First Citizens National Bank’s Smart Women program welcomed two guest speakers Monday to teach women in the community how to look out for scammers and protect themselves against financial fraud.
Vice President of Fraud Management at First Citizens National Bank Chris Hamm and West Tennessee Drug Task Force Special Agent Brent Hill visited the FiftyForward Martin Center to share their experiences and expertise on the subject, walking guests through some of the most common scam scenarios.
“We’re starting to see a lot of these different scams going around,” Hamm said. “There’s nothing new. These things have been going for a while, and you would think, at this point, most people would have heard about these, most people wouldn’t fall for them. Unfortunately, we do have a number of customers fall for them.”
Smart Women has held events like these across Tennessee since last year to help empower women in all stages of life to make confident financial decisions, according to Judy Long, president and COO of First Citizens National Bank.
Long said the idea for this program was born when she was discussing some major life events with a group of women — all related to finance — and realized the information she was seeking was probably being sought by others as well.
“Out of the group, three of us were about to approach retirement,” Long said. “We were in the financial industry and were finding some of the decisions we had to make were kind of overpowering, and we needed more information, so we started to look for experts. And as we were finding the experts and learning the answers to our questions, then we thought, … why would we not, as a group, pull together and try to empower other women to help make good financial decisions about their lives and maybe even start much, much earlier.”
Long explained the goal is to serve the community, so topic suggestions for the events are welcome. She also said anyone is welcome to Smart Women’s free events — even men.

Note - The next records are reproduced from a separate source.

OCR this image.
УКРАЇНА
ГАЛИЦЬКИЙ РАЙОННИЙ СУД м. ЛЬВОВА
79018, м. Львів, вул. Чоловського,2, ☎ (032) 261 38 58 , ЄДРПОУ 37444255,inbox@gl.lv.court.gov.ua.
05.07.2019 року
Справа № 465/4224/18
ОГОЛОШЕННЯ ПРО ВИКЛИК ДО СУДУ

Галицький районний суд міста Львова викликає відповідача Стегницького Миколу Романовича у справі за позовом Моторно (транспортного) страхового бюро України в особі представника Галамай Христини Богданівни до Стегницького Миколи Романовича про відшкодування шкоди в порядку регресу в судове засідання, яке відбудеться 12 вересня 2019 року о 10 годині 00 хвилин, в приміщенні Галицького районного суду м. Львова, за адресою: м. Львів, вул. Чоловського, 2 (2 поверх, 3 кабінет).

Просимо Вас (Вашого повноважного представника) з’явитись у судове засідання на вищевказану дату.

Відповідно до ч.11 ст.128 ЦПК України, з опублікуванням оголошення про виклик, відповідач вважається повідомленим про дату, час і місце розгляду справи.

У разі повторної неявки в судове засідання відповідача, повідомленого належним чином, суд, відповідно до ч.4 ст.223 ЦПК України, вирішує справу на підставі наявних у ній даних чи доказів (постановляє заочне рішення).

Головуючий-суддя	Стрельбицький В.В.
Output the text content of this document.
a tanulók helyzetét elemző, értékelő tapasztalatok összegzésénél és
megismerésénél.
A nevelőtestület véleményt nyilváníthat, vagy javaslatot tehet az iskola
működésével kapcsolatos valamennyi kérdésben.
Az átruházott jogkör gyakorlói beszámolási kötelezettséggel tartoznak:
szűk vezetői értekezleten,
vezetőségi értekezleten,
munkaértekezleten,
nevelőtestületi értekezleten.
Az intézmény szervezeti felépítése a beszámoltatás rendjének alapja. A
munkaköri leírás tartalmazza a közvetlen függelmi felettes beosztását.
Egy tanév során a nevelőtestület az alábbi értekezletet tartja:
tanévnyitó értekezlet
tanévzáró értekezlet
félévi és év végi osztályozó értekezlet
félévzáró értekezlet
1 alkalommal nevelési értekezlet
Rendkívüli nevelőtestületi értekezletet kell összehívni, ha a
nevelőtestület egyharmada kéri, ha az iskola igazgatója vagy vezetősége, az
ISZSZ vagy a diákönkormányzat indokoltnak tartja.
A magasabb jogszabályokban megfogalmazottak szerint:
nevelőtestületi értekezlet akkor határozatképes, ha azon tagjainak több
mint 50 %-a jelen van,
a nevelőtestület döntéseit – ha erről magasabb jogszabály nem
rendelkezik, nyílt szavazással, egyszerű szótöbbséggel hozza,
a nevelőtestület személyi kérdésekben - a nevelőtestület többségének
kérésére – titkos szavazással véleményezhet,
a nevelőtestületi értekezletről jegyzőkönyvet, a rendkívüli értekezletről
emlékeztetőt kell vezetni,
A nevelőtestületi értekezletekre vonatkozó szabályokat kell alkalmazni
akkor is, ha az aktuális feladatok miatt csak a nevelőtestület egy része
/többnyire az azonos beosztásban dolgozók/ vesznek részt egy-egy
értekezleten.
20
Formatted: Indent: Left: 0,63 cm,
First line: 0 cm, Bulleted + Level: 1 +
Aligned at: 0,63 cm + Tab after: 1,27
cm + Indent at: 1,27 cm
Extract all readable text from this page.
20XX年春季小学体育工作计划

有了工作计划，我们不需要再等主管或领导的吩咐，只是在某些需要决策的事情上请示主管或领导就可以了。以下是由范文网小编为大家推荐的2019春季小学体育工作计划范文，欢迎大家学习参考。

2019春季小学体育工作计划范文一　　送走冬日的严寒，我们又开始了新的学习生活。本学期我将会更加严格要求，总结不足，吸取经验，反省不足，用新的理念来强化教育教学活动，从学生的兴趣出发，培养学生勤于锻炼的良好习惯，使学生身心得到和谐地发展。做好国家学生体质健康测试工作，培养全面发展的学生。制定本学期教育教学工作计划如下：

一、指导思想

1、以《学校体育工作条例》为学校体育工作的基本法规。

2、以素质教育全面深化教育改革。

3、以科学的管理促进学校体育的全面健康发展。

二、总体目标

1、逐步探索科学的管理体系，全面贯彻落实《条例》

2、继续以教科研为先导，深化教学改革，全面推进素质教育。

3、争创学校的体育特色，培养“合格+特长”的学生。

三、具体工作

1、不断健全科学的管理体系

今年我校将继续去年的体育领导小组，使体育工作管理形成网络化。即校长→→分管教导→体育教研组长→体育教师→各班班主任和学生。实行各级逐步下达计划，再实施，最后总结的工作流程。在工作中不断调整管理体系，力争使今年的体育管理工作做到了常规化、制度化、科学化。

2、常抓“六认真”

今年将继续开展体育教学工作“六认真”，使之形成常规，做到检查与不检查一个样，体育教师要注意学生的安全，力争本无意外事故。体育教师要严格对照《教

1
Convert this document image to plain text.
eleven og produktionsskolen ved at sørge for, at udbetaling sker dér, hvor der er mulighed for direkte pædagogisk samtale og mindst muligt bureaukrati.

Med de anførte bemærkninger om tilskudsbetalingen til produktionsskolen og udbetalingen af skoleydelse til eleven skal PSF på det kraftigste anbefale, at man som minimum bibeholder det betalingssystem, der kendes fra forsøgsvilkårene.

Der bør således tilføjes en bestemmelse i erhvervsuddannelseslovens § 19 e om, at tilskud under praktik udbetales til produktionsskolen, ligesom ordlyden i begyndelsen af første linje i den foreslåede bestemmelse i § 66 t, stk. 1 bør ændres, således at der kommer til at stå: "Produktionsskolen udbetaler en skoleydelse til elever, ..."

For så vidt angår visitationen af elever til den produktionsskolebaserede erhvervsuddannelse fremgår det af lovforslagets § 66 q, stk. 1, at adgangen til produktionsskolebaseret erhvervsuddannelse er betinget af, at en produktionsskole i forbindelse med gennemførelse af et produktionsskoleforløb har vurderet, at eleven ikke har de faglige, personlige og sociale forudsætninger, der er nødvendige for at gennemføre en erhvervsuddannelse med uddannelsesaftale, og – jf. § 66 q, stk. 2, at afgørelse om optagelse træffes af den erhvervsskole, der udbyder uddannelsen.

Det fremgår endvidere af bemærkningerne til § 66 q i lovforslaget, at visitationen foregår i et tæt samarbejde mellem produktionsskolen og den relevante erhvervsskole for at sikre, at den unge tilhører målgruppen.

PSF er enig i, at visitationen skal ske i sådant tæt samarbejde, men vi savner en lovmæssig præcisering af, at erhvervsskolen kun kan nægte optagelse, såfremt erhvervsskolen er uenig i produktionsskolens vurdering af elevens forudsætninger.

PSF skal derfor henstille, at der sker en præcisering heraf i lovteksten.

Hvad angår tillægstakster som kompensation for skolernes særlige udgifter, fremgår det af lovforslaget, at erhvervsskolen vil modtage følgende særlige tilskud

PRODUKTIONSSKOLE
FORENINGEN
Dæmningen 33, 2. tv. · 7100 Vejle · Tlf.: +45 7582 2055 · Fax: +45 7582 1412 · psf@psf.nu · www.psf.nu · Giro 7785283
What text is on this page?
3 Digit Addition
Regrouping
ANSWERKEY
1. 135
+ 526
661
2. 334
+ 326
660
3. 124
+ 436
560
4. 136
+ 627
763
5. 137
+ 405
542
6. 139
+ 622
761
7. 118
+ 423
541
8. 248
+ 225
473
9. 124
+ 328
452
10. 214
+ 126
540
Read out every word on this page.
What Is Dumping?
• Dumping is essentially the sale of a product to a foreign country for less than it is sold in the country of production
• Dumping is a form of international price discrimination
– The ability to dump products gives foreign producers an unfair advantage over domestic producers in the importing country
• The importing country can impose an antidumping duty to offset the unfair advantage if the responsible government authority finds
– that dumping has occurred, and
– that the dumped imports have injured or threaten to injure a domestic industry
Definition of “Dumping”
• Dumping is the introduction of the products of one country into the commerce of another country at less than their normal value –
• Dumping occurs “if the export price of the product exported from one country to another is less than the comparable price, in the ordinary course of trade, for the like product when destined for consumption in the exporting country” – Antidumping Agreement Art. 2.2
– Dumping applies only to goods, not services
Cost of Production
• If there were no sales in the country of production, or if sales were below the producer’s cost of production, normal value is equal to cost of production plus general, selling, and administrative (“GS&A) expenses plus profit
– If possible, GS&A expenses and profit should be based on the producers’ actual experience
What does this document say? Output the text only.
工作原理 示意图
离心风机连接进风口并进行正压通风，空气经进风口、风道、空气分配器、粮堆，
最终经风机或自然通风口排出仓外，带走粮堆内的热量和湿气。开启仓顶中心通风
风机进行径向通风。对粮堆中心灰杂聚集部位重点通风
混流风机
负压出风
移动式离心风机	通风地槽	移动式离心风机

“We welcome smart men too,” she said, playing on the name of the program.
The financial fraud subject affects both men and women. Last year, the Federal Trade Commission collected more than 1.4 million fraud reports, 25% of which resulted in the victims losing money.
Hamm said, though recent statistics suggest that younger people are most widely affected by scams, older age demographics are hit harder, losing more money on average than younger victims.
“It’s not that a person is just gullible or they’re not smart or whatever,” Hamm said. “These people are so convincing. This is all they do all day, every day. They’re really good at what they do.”
The speakers gave some advice concerning lottery, romance, Craigslist, online personal loan and payment card scams, outlining some red flags to look out for and precautions to take.
Identifying lottery scams
Hamm explained some scammers will offer lottery winnings to people under the condition that they pay taxes in advance.
He told the story of a targeted widow who sent over $156,000 to a fraudulent company over the course of months, thinking her winnings (and a new car) were coming her way. He explained that people who live alone will often receive invitations to such scams because they don’t have anyone immediately available to talk to about the unusual letter, email or phone call.
Once someone gets sucked into a scam, Hamm said, everything often seems perfectly plausible.
“You really get brainwashed, so to speak,” he said. “Once a person goes down that road, it’s really hard for us to bring them back.”
His main advice: don’t pursue lottery winnings if you didn’t buy a ticket for it.
Avoiding romance scams
Hamm said most scams nowadays involve the internet in some way, and this particular scam takes advantage of social media and dating sites.
Romance scams, or “catfishing,” occur when someone makes a fake online profile with a fake picture and develops an electronic relationship with their target, eventually asking for money after gaining their trust and affections.
Hamm said oftentimes these scammers will pose as someone working in another country and will ask for travel money — one red flag to look out for.
“A lot of times, they’ll convince you that they’re affiliated with the military in some form or fashion because that gains your trust,” he said.
In this case, meeting in person before giving away money is a safer way to go.
Finding fishy Craigslist deals
As online marketplaces become more and more popular, they have become a natural place for scam artists to cheat people out of money.
Hamm explained that many of these scam accounts will only communicate via email or text, not in person or over the phone, and item prices are often suspiciously low to bait more users.
He said, when dealing with online sales, always complete transactions in person.
Opting out of online personal loan scams
Young people are particularly susceptible to online personal loan scams as they go through stages of making large purchases all at once — houses, cars, college education and more.
Hamm said a common thread with fraudulent loans is the sense of urgency; scammers will often give a short window of only a few hours to send an advance on loan payments to secure the loan.
His advice: talk to others about the decision to take out an online loan.
Protecting payment cards
Hill took over to talk about payment card scams in their many forms.
He began with a popular one: card skimmers at gas pumps. He advised the guests to check the sticker placed near the keypad and screen before filling up. If the seal is broken or pressure paper reveals the word “void,” notify a worker and move onto a different pump. This means the unit has been opened, and there could be an internal skimmer to collect card information.
Hill also said to look out for an extra extended piece on the card scanner, as skimmers can be placed on the outside too.
A safe way for debit card users to avoid giving away all their information is to run it as credit, that way the skimmer can’t pick up the pin associated with the card. However, Hill said he suggests taking a short trip inside and prepaying for gas, avoiding the card scanners at the pump altogether.
He also encourages cardholders to use the First Citizens National Bank SecurLOCK app, which notifies users every time their card is used and allows them to set spending limits and shut off a card at any time with the click of a button. This allows people to keep a closer eye on their accounts, as many initial charges from scammers go undetected.
“(Scammers) will test your card to make sure it’s real, so they’ll hit it for $1.75 or $1.50,” Hill said. “Once it’s hit good, it’s over with. They’re going to start charging and charging and charging.”
He mentioned that many scam artists don’t get caught because authorities only have very little information to go on, which is why taking precautions and immediately reporting suspicious activity is so important for protecting one’s money.
This is why First Citizens National Bank provides resources like SecurLOCK.
“We care about you; we care about your assets,” Long said.